Ce n'est pas ce modeste kaléidoscope qui pourrait embrasser la carrière ( je ne suis pas sûr que le mot lui aurait plu) de ce Pic de La Mirandole des temps modernes, de cet "encyclopédiste au temps des frères Lumière" comme il se définissait lui-même.

Il était pourtant né, en 1931, dans un milieu sans livres et sans images, habitant une ferme viticole de l’Hérault sans eau courante.

Jean-Claude Carrière était curieux de tout, se passionnant aussi bien pour les sciences, l’astrophysique, les arts, les religions, les mythologies, les philosophies orientales…
C’est ainsi qu’il consacra dix ans de son existence à étudier et adapter le Mahabharata aux côtés de l’immense metteur en scène Peter Brook. Avec lui il est parti en Inde voir les pièces se jouer sur les places ou dans de petits théâtres, rencontrer les gourous… pour parvenir à écrire cette longue fresque épique tirée de la mythologie hindoue, l’un des premiers récits de l’humanité: au final 300 000 vers, quatorze fois la bible: le spectacle d’une durée de quatorze heures, créé en 1985 au festival d’Avignon est l’aboutissement de l’une des plus belles aventures théâtrales et humaines. ” La plus haute montagne que j’aie jamais gravie, pleine de merveilles, de découragements et de pièges” disait du Mahabharata Jean-Claude Carrière.

Le cinéma a été aussi l’une des grandes aventures de sa vie. Il fut tout d’abord le complice de Pierre Etaix et de Jacques Tati. Sa fascination pour le surréalisme devait naturellement lui faire croiser le chemin de Luis Buñuel dont il deviendra le scénariste favori- Le journal d’une femme de chambre, Le charme discret de la bourgeoisie, Le fantôme de la liberté, Cet obscur objet du désir, Belle de jour, La Voie lactée…- autant de chefs-d’œuvre inoubliables et dérangeants.

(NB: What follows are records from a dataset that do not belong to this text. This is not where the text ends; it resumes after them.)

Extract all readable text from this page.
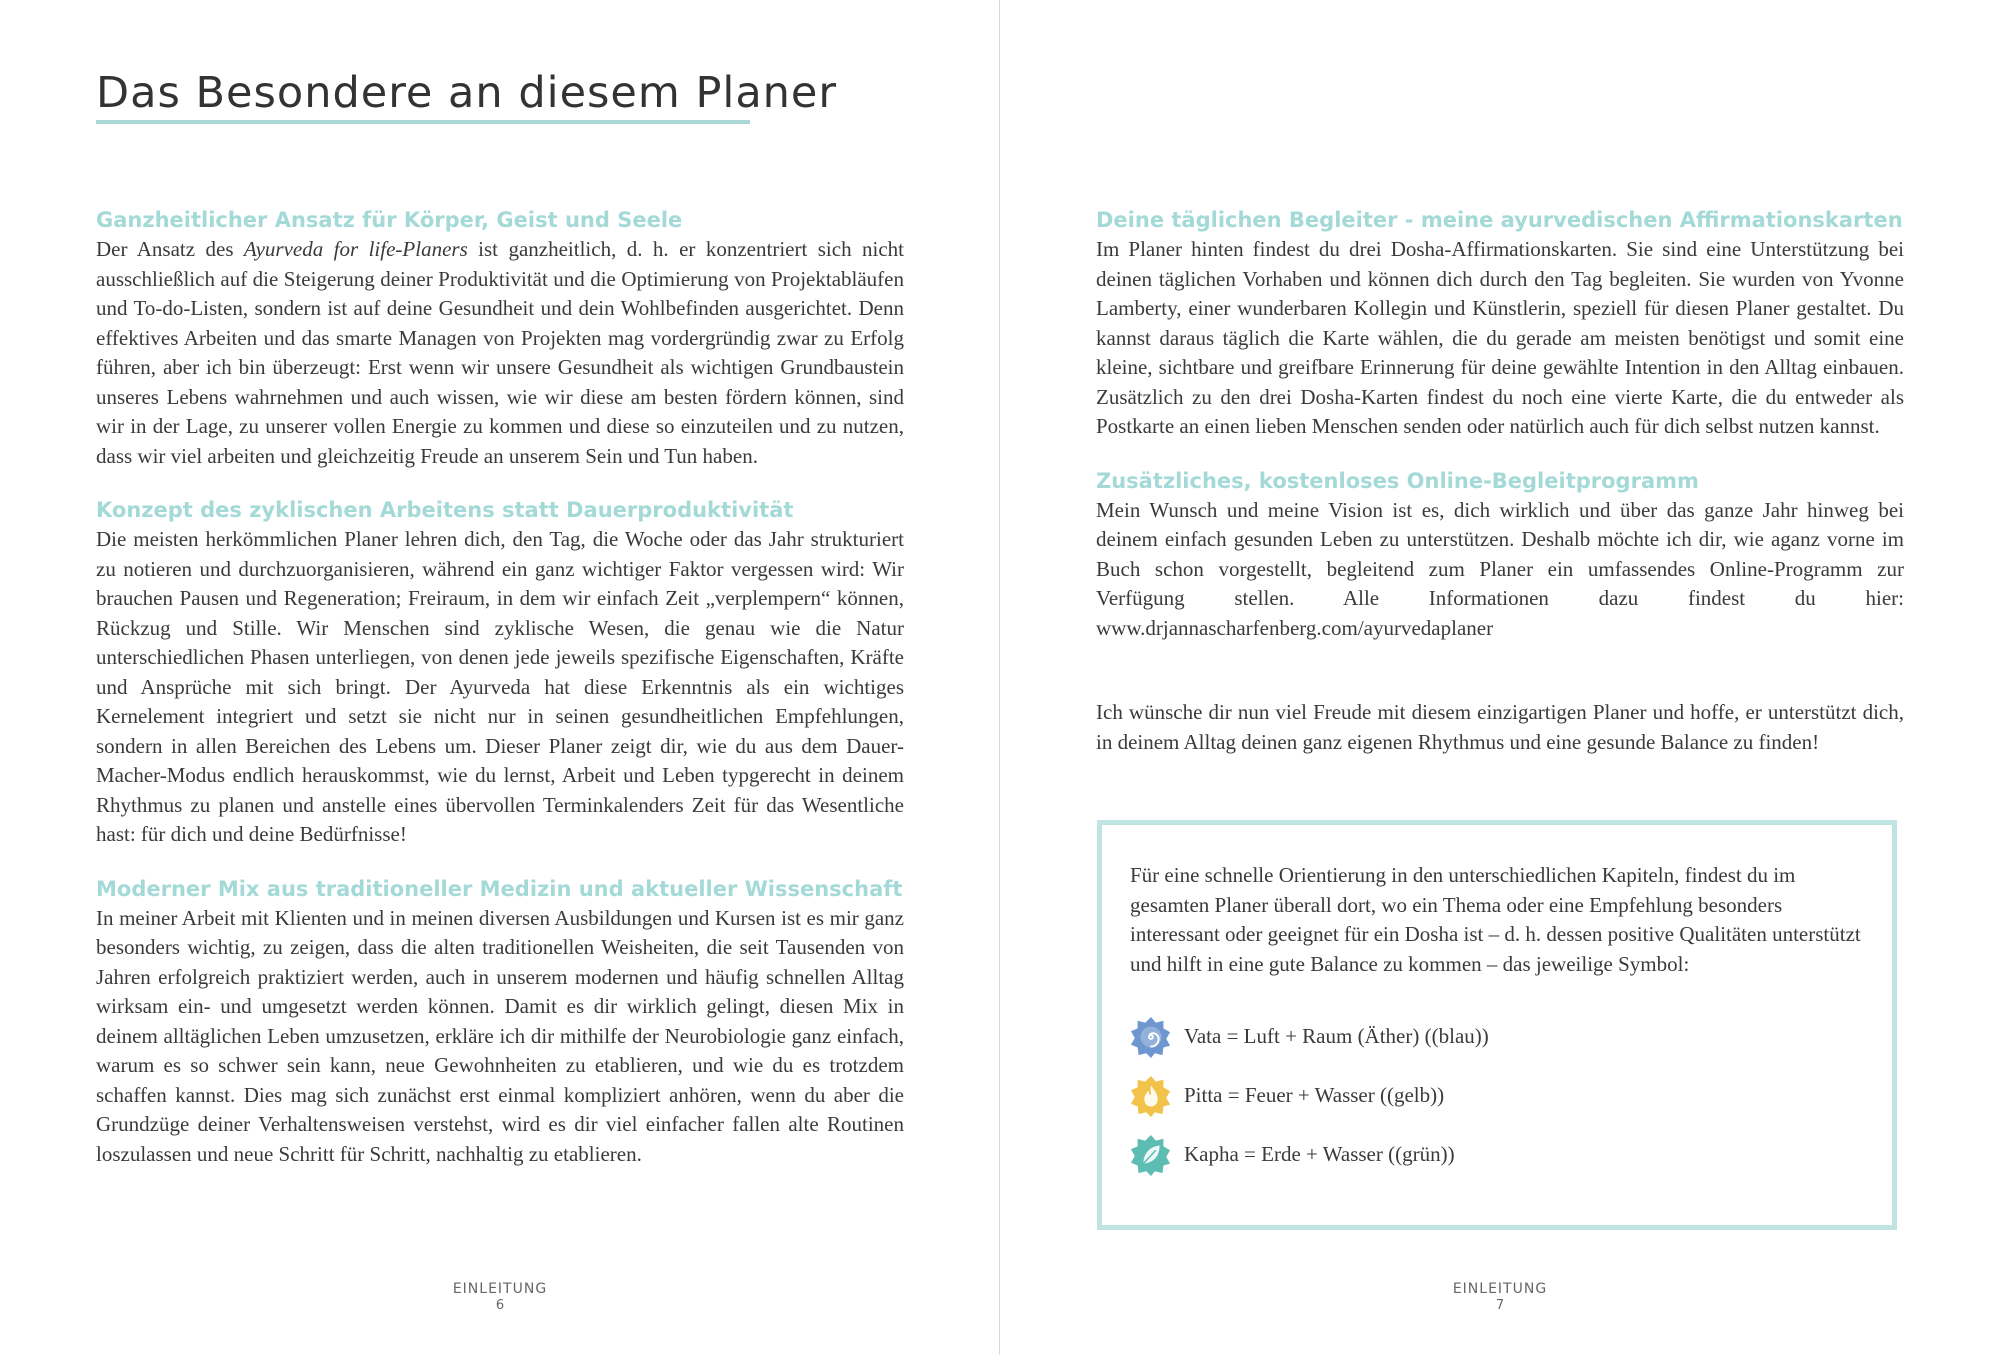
Das Besondere an diesem Planer

Ganzheitlicher Ansatz für Körper, Geist und Seele

Der Ansatz des Ayurveda for life-Planers ist ganzheitlich, d. h. er konzentriert sich nicht ausschließlich auf die Steigerung deiner Produktivität und die Optimierung von Projektabläufen und To-do-Listen, sondern ist auf deine Gesundheit und dein Wohlbefinden ausgerichtet. Denn effektives Arbeiten und das smarte Managen von Projekten mag vordergründig zwar zu Erfolg führen, aber ich bin überzeugt: Erst wenn wir unsere Gesundheit als wichtigen Grundbaustein unseres Lebens wahrnehmen und auch wissen, wie wir diese am besten fördern können, sind wir in der Lage, zu unserer vollen Energie zu kommen und diese so einzuteilen und zu nutzen, dass wir viel arbeiten und gleichzeitig Freude an unserem Sein und Tun haben.

Konzept des zyklischen Arbeitens statt Dauerproduktivität

Die meisten herkömmlichen Planer lehren dich, den Tag, die Woche oder das Jahr strukturiert zu notieren und durchzuorganisieren, während ein ganz wichtiger Faktor vergessen wird: Wir brauchen Pausen und Regeneration; Freiraum, in dem wir einfach Zeit „verplempern“ können, Rückzug und Stille. Wir Menschen sind zyklische Wesen, die genau wie die Natur unterschiedlichen Phasen unterliegen, von denen jede jeweils spezifische Eigenschaften, Kräfte und Ansprüche mit sich bringt. Der Ayurveda hat diese Erkenntnis als ein wichtiges Kernelement integriert und setzt sie nicht nur in seinen gesundheitlichen Empfehlungen, sondern in allen Bereichen des Lebens um. Dieser Planer zeigt dir, wie du aus dem Dauer-Macher-Modus endlich herauskommst, wie du lernst, Arbeit und Leben typgerecht in deinem Rhythmus zu planen und anstelle eines übervollen Terminkalenders Zeit für das Wesentliche hast: für dich und deine Bedürfnisse!

Moderner Mix aus traditioneller Medizin und aktueller Wissenschaft

In meiner Arbeit mit Klienten und in meinen diversen Ausbildungen und Kursen ist es mir ganz besonders wichtig, zu zeigen, dass die alten traditionellen Weisheiten, die seit Tausenden von Jahren erfolgreich praktiziert werden, auch in unserem modernen und häufig schnellen Alltag wirksam ein- und umgesetzt werden können. Damit es dir wirklich gelingt, diesen Mix in deinem alltäglichen Leben umzusetzen, erkläre ich dir mithilfe der Neurobiologie ganz einfach, warum es so schwer sein kann, neue Gewohnheiten zu etablieren, und wie du es trotzdem schaffen kannst. Dies mag sich zunächst erst einmal kompliziert anhören, wenn du aber die Grundzüge deiner Verhaltensweisen verstehst, wird es dir viel einfacher fallen alte Routinen loszulassen und neue Schritt für Schritt, nachhaltig zu etablieren.

EINLEITUNG
6

Deine täglichen Begleiter - meine ayurvedischen Affirmationskarten

Im Planer hinten findest du drei Dosha-Affirmationskarten. Sie sind eine Unterstützung bei deinen täglichen Vorhaben und können dich durch den Tag begleiten. Sie wurden von Yvonne Lamberty, einer wunderbaren Kollegin und Künstlerin, speziell für diesen Planer gestaltet. Du kannst daraus täglich die Karte wählen, die du gerade am meisten benötigst und somit eine kleine, sichtbare und greifbare Erinnerung für deine gewählte Intention in den Alltag einbauen. Zusätzlich zu den drei Dosha-Karten findest du noch eine vierte Karte, die du entweder als Postkarte an einen lieben Menschen senden oder natürlich auch für dich selbst nutzen kannst.

Zusätzliches, kostenloses Online-Begleitprogramm

Mein Wunsch und meine Vision ist es, dich wirklich und über das ganze Jahr hinweg bei deinem einfach gesunden Leben zu unterstützen. Deshalb möchte ich dir, wie aganz vorne im Buch schon vorgestellt, begleitend zum Planer ein umfassendes Online-Programm zur Verfügung stellen. Alle Informationen dazu findest du hier: www.drjannascharfenberg.com/ayurvedaplaner

Ich wünsche dir nun viel Freude mit diesem einzigartigen Planer und hoffe, er unterstützt dich, in deinem Alltag deinen ganz eigenen Rhythmus und eine gesunde Balance zu finden!

Für eine schnelle Orientierung in den unterschiedlichen Kapiteln, findest du im gesamten Planer überall dort, wo ein Thema oder eine Empfehlung besonders interessant oder geeignet für ein Dosha ist – d. h. dessen positive Qualitäten unterstützt und hilft in eine gute Balance zu kommen – das jeweilige Symbol:

Vata = Luft + Raum (Äther) ((blau))
Pitta = Feuer + Wasser ((gelb))
Kapha = Erde + Wasser ((grün))
EINLEITUNG
7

La liste des cinéastes avec qui il a travaillé donne une idée de l’éclectisme de cet esprit libre: Jean-Luc Godard, Louis Malle, Milos Forman, Marco Ferreri, Carlos Saura, Nagisa Oshima, Andrzej Wadjda, Volker Schlöndorff… Philippe et Louis Garrel ont fait aussi appel à son talent de scénariste et ce dernier lui rend un bel hommage en disant que ” Jean-Claude Carrière était comme un immense arbre avec beaucoup de feuilles qui ne faisait de l’ombre à personne.”

Je lui avais consacré deux kaléidoscopes (à retrouver ici)
: Le premier ( K11) évoquait “Le cercle des menteurs ( contes philosophiques du monde entier”) “où ce griot des temps modernes disait en préambule:” qui sait si, dans les pages qui viennent, ne se trouvent pas quelques récits qui se disaient déjà dans les repaires de la préhistoire, où ils faisaient rire ou frémir, il y a trois cents siècles ou même davantage, alors qu’aucun État, aucune société à notre ressemblance n’existait encore, mais que les peintures rupestres brillaient déjà d’une très haute lueur.”
Le second ( K40) parlait d’un livre d’entretiens avec un autre incorrigible bibliophile adepte lui aussi du Gai Savoir nommé Umberto Eco. “N’espérez pas vous débarrasser des livres.” m’avait instruit et amusé, ces duettistes drôles, curieux et érudits me donnant, en leur compagnie, l’impression d’être plus intelligent !
Jean-Claude Carrière y clamant son amour des livres et de la littérature :
“Chaque lecture modifie le livre, bien entendu, comme les événements que nous traversons. Un grand livre reste toujours vivant, il grandit et vieillit avec nous, sans jamais mourir. Le temps le fertilise et le modifie, alors que les ouvrages sans intérêt glissent à côté de l’Histoire et s’évanouissent. Je me suis retrouvé, il y a quelques années, en train de relire “Andromaque” de Racine. Je tombe tout à coup sur une tirade où Andromaque raconte à sa servante le massacre de Troie:
Songe, songe, Céphise, à cette nuit cruelle
Qui fut pour tout un peuple une nuit éternelle.
Vous lisez ces lignes différemment après Auschwitz. Le jeune Racine nous décrivait déjà un génocide.”